Le Bal de Paris di Blanca Li è uno spettacolo che va assolutamente visto. Se non altro per verificare a che punto siamo con la realtà virtuale, o almeno con quella applicata al teatro.
Per ora è così. Infili sulle spalle uno zainetto, ancora un pochino troppo pesante, che spiffera un leggerissimo soffio caldo, metti i tracciatori ai polsi e alle caviglie, il visore e le cuffie in testa, insomma indossi l’avatar e l’avventura comincia.
Scegli dalla vetrina virtuale il tuo abito della collezione Chanel comprensivo di maschera abbinata e il viaggio ha inizio. Un viaggio straordinariamente ricco nei saloni sontuosi della più bella festa da ballo, nei labirinti botanici che conducono ad un giardino da sogno, attraversi un magnifico lago a bordo di un lussuoso battello, oltrepassi fontane danzanti, acque popolate da ballerine di nuoto sincronizzato, sali su un romantico treno che ti conduce alla Ville Lumière, brindi nel più famoso night di Parigi, seguendo i due protagonisti che danzano intorno a te, insieme a te.
Tutti sembrano felici. Tutto sembra fantastico. Per chi usa come unico senso la vista, e si accontenta di una visione da cinema tridimensionale, all’interno di un film d’animazione.
Qualche rara volta riesci ad intercettare un compagno e stringergli la mano o accennare un movimento che assomigli ad una danza.
L’esperienza sensoriale, per me, è stata tutta qui. Quando si chiude il sipario virtuale (le batterie non durano più di 53 minuti) togli la maschera/visore e ti ritrovi in un ring hi-tech vuoto.
Non sai con chi hai (poco) interagito, perché gli avatar intorno a te erano copie di una decina di personaggi. Tutte copie. In maschere senza espressione, senza quei segni particolari che rendono le persone uniche e identificabili, speciali.
Contatto emotivo quasi zero.
A me ha fatto venire in mente la pandemia, a quando eravamo tutti soli, isolati, ognuno nella propria stanza o casa. Sapendo che in ogni stanza o casa c’era qualcun altro solo, isolato, come me. Tutti imprigionati in bozzoli. Stanze o Avatar, poco cambia. Mi sono sentita un po’ defraudata del mio corpo che pure sentivo di avere ma che non vedevo per quello che conosco realmente, ma era solo una proiezione fumettistica. Ho continuato a sorridere in direzione dei miei compagni di viaggio e poi mi sono sentita stupida pensando che loro non avrebbero mai visto il mio sorriso, le mie espressioni, né io le loro. Avrebbero visto solo una maschera, tanto bella quanto anonima.

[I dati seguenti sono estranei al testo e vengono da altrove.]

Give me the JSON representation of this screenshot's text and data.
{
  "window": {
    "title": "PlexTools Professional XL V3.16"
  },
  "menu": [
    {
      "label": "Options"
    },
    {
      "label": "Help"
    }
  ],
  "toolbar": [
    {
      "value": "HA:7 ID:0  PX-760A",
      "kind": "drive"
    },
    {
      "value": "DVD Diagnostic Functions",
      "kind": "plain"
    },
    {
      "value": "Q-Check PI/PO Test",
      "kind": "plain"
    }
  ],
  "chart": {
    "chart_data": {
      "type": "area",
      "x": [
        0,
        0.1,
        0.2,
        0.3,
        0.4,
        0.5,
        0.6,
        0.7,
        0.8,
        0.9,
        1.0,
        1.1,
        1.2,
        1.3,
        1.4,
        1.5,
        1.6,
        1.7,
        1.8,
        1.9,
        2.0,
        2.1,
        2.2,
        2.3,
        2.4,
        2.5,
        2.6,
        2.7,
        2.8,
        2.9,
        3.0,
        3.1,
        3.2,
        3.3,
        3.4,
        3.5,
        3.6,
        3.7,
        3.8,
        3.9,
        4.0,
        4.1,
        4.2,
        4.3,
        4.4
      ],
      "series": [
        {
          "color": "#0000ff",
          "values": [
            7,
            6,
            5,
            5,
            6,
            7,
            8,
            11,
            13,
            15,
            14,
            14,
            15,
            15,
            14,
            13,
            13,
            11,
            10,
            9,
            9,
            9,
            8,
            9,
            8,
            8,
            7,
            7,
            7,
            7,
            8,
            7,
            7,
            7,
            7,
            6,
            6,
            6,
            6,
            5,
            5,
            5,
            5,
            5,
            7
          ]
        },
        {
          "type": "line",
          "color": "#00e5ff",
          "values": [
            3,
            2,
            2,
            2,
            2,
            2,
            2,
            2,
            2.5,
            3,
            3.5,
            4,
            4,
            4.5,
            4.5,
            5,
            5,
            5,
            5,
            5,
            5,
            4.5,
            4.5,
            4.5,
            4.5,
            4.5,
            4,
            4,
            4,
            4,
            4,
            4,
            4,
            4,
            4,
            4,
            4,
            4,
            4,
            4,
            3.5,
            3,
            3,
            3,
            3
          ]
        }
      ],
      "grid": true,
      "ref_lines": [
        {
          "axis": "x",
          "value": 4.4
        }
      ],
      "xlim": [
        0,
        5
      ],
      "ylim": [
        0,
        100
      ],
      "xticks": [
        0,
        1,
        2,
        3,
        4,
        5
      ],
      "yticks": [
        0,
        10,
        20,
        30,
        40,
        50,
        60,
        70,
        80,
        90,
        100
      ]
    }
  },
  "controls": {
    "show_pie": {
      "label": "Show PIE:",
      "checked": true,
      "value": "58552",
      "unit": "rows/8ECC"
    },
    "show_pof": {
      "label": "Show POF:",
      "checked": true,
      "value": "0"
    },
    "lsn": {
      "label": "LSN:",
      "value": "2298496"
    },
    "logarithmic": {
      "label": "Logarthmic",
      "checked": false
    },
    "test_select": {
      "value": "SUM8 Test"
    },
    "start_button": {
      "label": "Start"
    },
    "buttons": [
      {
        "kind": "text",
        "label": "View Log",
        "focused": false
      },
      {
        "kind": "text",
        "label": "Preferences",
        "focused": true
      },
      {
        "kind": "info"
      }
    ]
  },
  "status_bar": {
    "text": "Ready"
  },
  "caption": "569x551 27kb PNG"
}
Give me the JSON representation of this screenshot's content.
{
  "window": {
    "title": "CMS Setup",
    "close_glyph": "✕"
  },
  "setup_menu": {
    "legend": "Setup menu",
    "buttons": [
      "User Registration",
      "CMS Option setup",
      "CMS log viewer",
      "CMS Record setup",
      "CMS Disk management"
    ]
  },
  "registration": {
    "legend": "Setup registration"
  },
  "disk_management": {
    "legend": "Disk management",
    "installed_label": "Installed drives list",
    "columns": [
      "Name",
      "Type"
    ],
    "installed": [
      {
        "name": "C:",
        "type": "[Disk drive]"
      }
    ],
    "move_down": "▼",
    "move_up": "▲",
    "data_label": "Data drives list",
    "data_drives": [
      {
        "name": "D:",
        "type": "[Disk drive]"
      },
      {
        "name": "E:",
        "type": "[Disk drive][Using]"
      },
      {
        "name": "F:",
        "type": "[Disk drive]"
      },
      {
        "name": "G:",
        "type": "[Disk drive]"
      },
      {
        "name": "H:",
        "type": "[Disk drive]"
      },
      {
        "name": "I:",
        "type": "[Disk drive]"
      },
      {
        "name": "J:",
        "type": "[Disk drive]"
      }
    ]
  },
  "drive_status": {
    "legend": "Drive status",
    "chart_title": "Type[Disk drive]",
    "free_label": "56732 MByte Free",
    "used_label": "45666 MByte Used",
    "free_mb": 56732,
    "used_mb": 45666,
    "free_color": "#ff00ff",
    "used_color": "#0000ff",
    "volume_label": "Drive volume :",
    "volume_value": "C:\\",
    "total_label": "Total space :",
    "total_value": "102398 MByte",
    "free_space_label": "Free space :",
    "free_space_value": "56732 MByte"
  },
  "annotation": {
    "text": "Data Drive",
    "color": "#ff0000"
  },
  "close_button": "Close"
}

Ho pensato che i veri spettatori di questo spettacolo virtuale siano gli assistenti esterni che guardano, immagino divertiti, noi pubblico pagante con zainetto in spalla, fili e visore, vagare all’interno di un piccolo rettangolo di moquette nera, pensando di attraversare infiniti e fantastici paesaggi, che non ci sono, guardare a terra per non cadere nell’acqua, che non c’è, fare il saltino per salire a bordo del battello, che non c’è, compiere infinite giravolte su noi stessi per uscire dal labirinto, che non c’è.
Ho pensato che la realtà è sempre meglio del mondo virtuale.

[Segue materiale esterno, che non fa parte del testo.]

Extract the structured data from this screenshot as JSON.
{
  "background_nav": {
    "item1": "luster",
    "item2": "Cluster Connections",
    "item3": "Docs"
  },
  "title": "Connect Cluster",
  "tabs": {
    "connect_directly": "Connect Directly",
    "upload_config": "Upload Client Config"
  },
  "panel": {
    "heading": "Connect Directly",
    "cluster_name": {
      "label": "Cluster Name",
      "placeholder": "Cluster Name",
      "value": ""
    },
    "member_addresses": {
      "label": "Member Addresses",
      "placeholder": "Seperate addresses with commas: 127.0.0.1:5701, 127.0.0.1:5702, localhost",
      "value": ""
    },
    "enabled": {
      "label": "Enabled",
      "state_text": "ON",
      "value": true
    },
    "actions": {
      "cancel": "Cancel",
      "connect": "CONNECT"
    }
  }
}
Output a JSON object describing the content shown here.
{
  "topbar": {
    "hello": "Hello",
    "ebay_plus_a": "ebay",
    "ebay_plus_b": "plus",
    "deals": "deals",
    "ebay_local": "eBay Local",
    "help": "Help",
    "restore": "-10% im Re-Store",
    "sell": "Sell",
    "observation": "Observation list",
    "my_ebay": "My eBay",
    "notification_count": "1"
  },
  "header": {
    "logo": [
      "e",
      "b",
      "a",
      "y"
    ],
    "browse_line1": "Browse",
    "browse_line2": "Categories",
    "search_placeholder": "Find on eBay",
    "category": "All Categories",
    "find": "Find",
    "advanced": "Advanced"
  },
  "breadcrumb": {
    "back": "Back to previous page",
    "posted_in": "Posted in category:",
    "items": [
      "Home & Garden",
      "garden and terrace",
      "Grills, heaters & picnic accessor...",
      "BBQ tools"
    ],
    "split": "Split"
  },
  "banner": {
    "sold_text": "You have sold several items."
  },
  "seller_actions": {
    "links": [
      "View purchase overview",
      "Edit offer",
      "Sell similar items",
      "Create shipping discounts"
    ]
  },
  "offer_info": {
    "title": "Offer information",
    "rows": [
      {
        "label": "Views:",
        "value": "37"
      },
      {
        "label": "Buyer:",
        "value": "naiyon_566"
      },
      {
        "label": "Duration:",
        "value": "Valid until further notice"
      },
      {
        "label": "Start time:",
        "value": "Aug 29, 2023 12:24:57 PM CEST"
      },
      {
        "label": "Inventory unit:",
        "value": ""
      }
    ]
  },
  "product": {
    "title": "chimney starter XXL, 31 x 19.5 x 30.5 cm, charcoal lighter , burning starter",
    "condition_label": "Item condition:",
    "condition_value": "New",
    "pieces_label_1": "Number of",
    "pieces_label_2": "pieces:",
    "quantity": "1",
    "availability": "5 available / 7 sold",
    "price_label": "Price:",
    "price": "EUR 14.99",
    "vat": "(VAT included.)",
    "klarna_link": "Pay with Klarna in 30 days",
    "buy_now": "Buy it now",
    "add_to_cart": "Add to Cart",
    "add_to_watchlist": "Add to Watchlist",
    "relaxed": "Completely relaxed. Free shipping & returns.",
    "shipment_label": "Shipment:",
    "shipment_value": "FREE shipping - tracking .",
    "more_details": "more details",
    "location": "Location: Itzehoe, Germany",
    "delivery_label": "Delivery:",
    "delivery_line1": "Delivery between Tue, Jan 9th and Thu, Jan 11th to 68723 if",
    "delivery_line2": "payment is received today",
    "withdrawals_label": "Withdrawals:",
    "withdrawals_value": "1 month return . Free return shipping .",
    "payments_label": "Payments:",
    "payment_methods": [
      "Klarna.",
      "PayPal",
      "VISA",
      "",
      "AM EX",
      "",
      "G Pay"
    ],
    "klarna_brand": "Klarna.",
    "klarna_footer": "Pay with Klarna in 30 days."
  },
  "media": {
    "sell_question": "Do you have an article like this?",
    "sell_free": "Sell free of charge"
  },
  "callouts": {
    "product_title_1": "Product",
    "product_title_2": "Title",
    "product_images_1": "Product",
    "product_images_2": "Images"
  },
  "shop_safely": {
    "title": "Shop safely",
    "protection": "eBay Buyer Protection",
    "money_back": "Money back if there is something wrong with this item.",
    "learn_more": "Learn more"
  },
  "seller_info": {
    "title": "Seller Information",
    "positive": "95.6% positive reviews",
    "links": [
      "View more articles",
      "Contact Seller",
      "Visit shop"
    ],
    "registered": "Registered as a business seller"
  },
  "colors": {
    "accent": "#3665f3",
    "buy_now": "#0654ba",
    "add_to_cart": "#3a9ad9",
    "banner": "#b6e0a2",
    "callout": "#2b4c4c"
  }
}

Ho pensato che il sorriso di un volto, una lacrima che scende su una guancia, un sopracciglio che si alza, una stoffa di lino, un maglione di lana, il profumo di un fiore, il rumore dei passi, un ricciolo di capelli che cade impertinente sulla nuca, una goccia di sudore che riga il viso, una voce che trema, un respiro umano, sono meglio di 1000 avatar e mille viaggi virtuali.
Ho pensato che se volevo vivere una avventura esperienziale, che coinvolga tutti i sensi, dovevo gettare via la maschera/visore, i fili e lo zainetto e correre a teatro. Quello vero. Quello reale.

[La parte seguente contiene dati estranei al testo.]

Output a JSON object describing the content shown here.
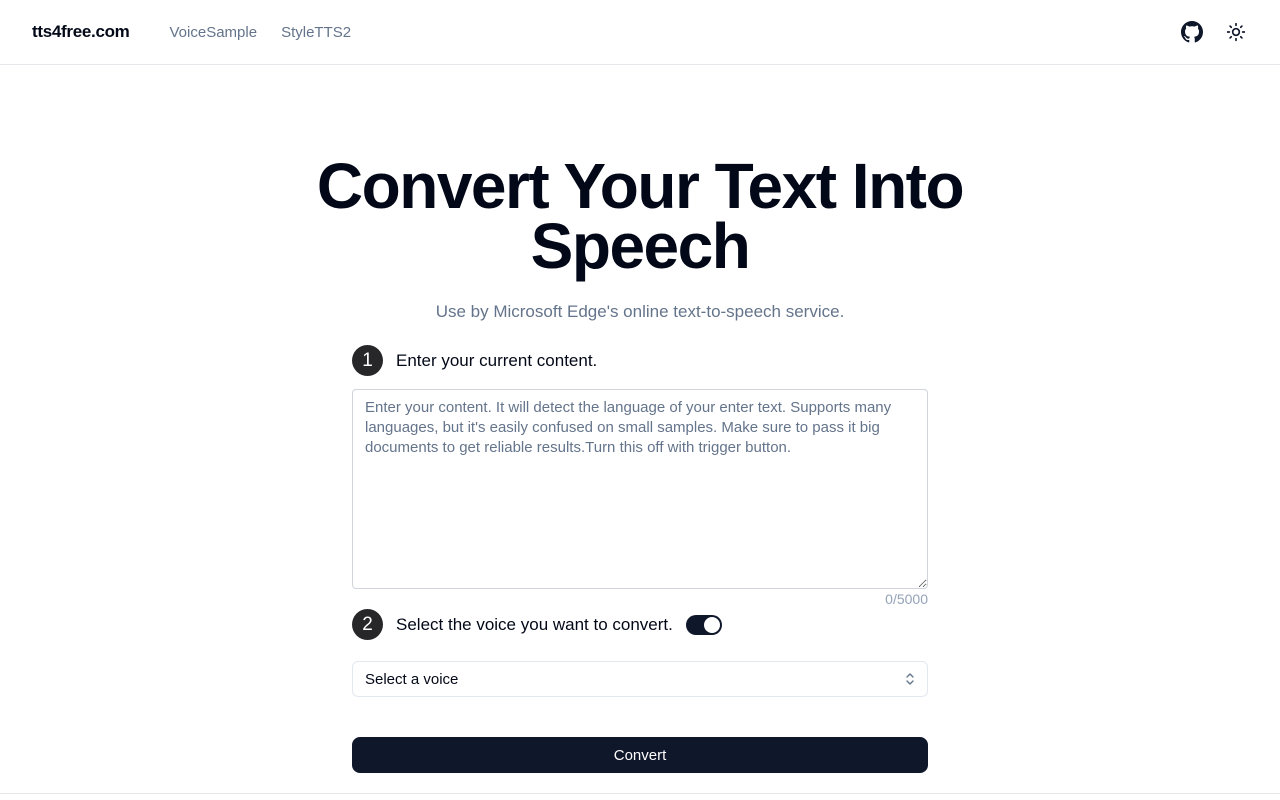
{
  "header": {
    "logo": "tts4free.com",
    "nav": [
      {
        "label": "VoiceSample"
      },
      {
        "label": "StyleTTS2"
      }
    ],
    "icons": [
      "github-icon",
      "sun-icon"
    ]
  },
  "hero": {
    "title": "Convert Your Text Into Speech",
    "subtitle": "Use by Microsoft Edge's online text-to-speech service."
  },
  "step1": {
    "number": "1",
    "label": "Enter your current content.",
    "textarea_value": "",
    "textarea_placeholder": "Enter your content. It will detect the language of your enter text. Supports many languages, but it's easily confused on small samples. Make sure to pass it big documents to get reliable results.Turn this off with trigger button.",
    "counter": "0/5000"
  },
  "step2": {
    "number": "2",
    "label": "Select the voice you want to convert.",
    "toggle_on": true,
    "select_value": "Select a voice"
  },
  "actions": {
    "convert_label": "Convert"
  },
  "colors": {
    "primary": "#0f172a",
    "badge": "#27272a",
    "muted_text": "#64748b",
    "border": "#e5e7eb"
  }
}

Tra la pillola rossa e la pillola blu (ricordate il film Matrix?) so quale scegliere.
Questa non è una bocciatura dello spettacolo “in scena” ogni giorno al Festival di Spoleto che, come già detto, va assolutamente visto. Tra qualche anno, credo pochi, il progresso renderà l’attrezzatura utilizzata e le immagini costruite al computer molto più sofisticate e Le Bal de Paris sarà il ricordo di uno straordinario, innovativo e gigantesco esperimento artistico.